Katsaris passed a bight of the rappel rope through the big ring and looped it around the stem. He clipped the small ring onto Peter Novak’s harness with a locking carabiner. It was a rudimentary device, but it would provide enough friction to safely control the rate of descent.
From a corner tower above the battlements, a guard aimed a long burst of gunfire in their direction.
They had been spotted.
“Christ, Janson, there’s no time!” Katsaris shouted.
But he could buy time—perhaps a minute, perhaps less.
Janson unhooked a stun grenade from his combat vest and threw it toward the watchtower. It arced through the air and into the guard’s cabin.
At the same time, Janson tossed the rope coil over the cliff. The sooner Novak followed, the safer he’d be: a single-pitch rappel was his only chance.
Unfortunately, the Kagama in the watchtower was swift and skilled: he grabbed the grenade and hurled it away from him, with seconds to spare. The grenade blew in midair, the flash outlining the four people at the edge of the cliff for attack like a floodlight from a guard tower.
“Now what?” asked Novak. “I’m no rock climber.”
“Jump,” Katsaris urged. “Now!”
“You’re mad!” Novak cried out, aghast and terrified by the black nothingness that seemed to stretch out below.

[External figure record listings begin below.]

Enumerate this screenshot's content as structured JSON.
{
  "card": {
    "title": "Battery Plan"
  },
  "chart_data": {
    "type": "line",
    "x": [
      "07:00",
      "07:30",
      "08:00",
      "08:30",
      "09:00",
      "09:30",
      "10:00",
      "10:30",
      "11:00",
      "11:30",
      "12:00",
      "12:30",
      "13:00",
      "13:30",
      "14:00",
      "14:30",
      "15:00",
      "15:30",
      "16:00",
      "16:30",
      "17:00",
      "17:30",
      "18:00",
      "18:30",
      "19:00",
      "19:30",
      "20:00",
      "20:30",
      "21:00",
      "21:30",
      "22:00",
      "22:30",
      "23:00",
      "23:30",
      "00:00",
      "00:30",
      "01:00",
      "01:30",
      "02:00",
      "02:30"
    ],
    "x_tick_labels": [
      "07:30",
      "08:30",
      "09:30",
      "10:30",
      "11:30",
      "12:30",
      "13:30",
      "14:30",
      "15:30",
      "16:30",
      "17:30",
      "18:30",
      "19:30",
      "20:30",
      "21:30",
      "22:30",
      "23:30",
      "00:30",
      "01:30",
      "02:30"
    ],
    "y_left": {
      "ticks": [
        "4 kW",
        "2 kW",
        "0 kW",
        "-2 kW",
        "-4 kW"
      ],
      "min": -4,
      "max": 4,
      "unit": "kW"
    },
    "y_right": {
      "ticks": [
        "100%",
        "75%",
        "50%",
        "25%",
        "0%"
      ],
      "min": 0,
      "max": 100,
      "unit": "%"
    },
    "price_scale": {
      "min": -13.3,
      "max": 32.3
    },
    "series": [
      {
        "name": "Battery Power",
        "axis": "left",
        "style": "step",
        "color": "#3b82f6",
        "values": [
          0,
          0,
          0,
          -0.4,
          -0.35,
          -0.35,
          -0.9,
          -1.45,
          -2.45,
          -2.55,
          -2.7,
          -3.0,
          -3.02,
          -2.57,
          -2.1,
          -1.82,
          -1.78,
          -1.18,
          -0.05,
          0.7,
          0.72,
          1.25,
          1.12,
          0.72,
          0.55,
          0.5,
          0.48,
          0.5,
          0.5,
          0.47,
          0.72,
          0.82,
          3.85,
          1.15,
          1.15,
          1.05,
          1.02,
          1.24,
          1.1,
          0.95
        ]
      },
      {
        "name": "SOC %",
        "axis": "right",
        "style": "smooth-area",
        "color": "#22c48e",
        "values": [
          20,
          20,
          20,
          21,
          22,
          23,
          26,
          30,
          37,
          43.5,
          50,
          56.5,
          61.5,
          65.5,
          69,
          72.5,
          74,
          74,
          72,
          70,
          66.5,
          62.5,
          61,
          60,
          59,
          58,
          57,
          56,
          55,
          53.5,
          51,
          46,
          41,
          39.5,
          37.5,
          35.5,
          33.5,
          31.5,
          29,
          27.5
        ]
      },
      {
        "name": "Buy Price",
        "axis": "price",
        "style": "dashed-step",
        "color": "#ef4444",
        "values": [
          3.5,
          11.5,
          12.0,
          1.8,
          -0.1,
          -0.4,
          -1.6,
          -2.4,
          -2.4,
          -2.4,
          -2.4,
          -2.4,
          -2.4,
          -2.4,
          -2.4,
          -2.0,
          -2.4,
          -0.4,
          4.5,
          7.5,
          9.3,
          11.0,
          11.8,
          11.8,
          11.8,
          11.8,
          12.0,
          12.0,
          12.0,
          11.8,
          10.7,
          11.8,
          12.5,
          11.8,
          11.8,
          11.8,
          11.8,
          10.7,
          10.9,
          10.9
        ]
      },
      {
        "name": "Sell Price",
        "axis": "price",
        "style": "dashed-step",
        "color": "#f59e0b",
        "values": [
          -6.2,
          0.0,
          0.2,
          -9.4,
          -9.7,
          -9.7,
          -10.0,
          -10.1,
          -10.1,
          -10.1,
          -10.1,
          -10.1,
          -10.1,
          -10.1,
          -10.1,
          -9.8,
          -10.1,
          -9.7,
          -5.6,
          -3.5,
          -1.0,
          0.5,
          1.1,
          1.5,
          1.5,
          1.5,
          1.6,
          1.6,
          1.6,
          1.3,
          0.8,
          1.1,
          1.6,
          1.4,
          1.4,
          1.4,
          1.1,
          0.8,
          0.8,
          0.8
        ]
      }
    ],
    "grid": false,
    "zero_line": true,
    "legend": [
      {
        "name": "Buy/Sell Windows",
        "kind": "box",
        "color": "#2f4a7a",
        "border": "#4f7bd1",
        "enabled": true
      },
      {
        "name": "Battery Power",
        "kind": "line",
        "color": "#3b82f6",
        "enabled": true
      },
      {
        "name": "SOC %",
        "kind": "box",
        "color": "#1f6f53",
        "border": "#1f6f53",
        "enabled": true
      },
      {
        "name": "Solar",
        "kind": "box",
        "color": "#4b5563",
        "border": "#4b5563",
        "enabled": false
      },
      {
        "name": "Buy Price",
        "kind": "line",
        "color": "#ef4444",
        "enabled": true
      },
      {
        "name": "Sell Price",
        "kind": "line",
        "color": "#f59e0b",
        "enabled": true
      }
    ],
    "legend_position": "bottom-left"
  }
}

Katsaris abruptly lifted the great man and, taking care not to lose his own footing, pitched him off the side of the cliff.
It was graceless. It was also the only way. The humanitarian was in no state to absorb and follow even the most elementary coaching: a regulated plumb drop was his only chance. And the overhang meant that the rock face would be a safe distance away from him.